Chronic uridine treatment reduces the level of [3H]spiperone-labelled dopamine receptors and enhances their turnover rate in striatum of young rats: relationship to dopamine-dependent behaviours.

The effect was studied of chronic uridine treatment on the recovery of striatal D-2 dopamine (DA) receptors after their irreversible blockade by N-ethoxycarbonyl-2-ethoxy-I,2-dihydroquinoline (EEDQ) in young (40 days old) and adult (14 months old) male rats using [3H]spiperone as radioligand. Chronic uridine treatment (15 mg kg-1 day-1, i.p., 14 days) causes a reduction of [3H]spiperone binding sites in striatum of young rats. This treatment also produces an increase in the rate of recovery of striatal [3H]spiperone-labelled DA receptors in young, but not in adult rats.
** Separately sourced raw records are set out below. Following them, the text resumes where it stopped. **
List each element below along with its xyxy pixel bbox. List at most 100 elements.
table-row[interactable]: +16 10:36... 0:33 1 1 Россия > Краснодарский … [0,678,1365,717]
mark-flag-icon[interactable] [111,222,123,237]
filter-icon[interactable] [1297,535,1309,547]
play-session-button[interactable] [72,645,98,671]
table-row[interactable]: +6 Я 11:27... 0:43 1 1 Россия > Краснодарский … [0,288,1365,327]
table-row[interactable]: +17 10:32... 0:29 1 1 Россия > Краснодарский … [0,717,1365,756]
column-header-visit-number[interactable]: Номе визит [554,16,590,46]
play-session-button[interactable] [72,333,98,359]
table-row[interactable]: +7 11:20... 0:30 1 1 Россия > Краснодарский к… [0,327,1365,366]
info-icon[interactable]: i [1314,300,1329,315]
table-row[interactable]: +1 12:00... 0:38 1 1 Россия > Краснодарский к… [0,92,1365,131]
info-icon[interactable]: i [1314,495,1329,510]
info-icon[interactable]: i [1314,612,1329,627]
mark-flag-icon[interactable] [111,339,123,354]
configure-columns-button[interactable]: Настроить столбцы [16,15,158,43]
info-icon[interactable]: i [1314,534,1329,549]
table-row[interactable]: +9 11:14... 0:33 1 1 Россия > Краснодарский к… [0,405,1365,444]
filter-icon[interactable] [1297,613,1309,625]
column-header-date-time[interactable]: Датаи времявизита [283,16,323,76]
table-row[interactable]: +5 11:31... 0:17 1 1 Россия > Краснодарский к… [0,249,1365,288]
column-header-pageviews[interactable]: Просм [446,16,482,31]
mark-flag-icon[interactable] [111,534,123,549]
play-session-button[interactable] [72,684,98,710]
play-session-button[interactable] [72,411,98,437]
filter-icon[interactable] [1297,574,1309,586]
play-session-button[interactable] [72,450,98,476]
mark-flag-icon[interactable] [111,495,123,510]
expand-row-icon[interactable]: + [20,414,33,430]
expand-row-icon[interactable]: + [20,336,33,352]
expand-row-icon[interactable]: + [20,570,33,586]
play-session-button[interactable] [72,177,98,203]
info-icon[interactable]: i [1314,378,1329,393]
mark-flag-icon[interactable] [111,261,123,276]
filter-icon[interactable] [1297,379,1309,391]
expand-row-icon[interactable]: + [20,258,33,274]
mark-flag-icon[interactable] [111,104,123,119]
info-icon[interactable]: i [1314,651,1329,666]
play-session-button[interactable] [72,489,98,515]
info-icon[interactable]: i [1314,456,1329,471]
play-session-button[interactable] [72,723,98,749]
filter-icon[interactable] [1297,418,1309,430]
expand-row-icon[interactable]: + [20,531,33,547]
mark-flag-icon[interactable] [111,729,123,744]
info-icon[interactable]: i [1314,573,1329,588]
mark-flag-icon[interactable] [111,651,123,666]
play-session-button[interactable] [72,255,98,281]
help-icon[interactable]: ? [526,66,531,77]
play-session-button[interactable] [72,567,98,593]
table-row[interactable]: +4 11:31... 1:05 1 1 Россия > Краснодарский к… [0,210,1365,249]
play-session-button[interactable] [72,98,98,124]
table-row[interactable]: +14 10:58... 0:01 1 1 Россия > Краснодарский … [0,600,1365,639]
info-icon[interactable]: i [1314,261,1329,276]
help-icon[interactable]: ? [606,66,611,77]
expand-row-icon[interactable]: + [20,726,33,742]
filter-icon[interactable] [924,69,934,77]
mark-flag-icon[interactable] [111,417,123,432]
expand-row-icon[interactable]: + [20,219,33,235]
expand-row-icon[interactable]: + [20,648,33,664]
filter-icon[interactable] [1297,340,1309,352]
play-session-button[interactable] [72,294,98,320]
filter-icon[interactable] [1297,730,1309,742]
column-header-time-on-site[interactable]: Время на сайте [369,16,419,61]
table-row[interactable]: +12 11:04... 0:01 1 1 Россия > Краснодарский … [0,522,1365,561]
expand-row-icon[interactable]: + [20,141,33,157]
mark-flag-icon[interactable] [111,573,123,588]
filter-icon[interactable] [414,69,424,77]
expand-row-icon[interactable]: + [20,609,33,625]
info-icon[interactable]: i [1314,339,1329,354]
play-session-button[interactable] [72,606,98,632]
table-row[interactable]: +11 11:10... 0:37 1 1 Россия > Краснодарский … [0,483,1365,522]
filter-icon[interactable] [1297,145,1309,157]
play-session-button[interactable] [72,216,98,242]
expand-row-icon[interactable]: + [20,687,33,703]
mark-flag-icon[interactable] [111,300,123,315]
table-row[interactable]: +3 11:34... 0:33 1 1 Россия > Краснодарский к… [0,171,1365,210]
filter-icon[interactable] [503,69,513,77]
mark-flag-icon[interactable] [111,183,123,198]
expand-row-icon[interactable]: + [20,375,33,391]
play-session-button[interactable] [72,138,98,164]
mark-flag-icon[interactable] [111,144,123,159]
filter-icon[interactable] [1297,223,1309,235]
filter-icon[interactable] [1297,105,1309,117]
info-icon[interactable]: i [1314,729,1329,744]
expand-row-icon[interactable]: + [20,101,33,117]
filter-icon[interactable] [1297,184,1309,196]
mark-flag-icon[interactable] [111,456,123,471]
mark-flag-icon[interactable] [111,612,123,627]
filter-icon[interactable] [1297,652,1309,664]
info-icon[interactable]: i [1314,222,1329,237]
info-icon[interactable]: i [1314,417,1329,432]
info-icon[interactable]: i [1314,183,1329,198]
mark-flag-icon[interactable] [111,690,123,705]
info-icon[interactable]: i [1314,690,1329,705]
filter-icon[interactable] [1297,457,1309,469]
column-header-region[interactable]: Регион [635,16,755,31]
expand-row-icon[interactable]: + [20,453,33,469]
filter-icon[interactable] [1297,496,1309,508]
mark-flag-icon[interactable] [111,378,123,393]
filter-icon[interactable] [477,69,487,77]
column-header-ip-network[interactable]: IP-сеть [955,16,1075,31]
Catalepsy and exploratory locomotor activity, two behaviours associated with blockade versus activation of DA receptors, were evaluated in the same rats. The behavioural recovery from the EEDQ-induced syndrome is more rapid in the young rats treated with uridine than in the saline-treated group. The behavioural recovery in old rats was not affected by chronic uridine treatment. Thus, in young rats the pyrimidine nucleoside uridine may modulate the steady state and the turnover rate of striatal D-2 DA receptors.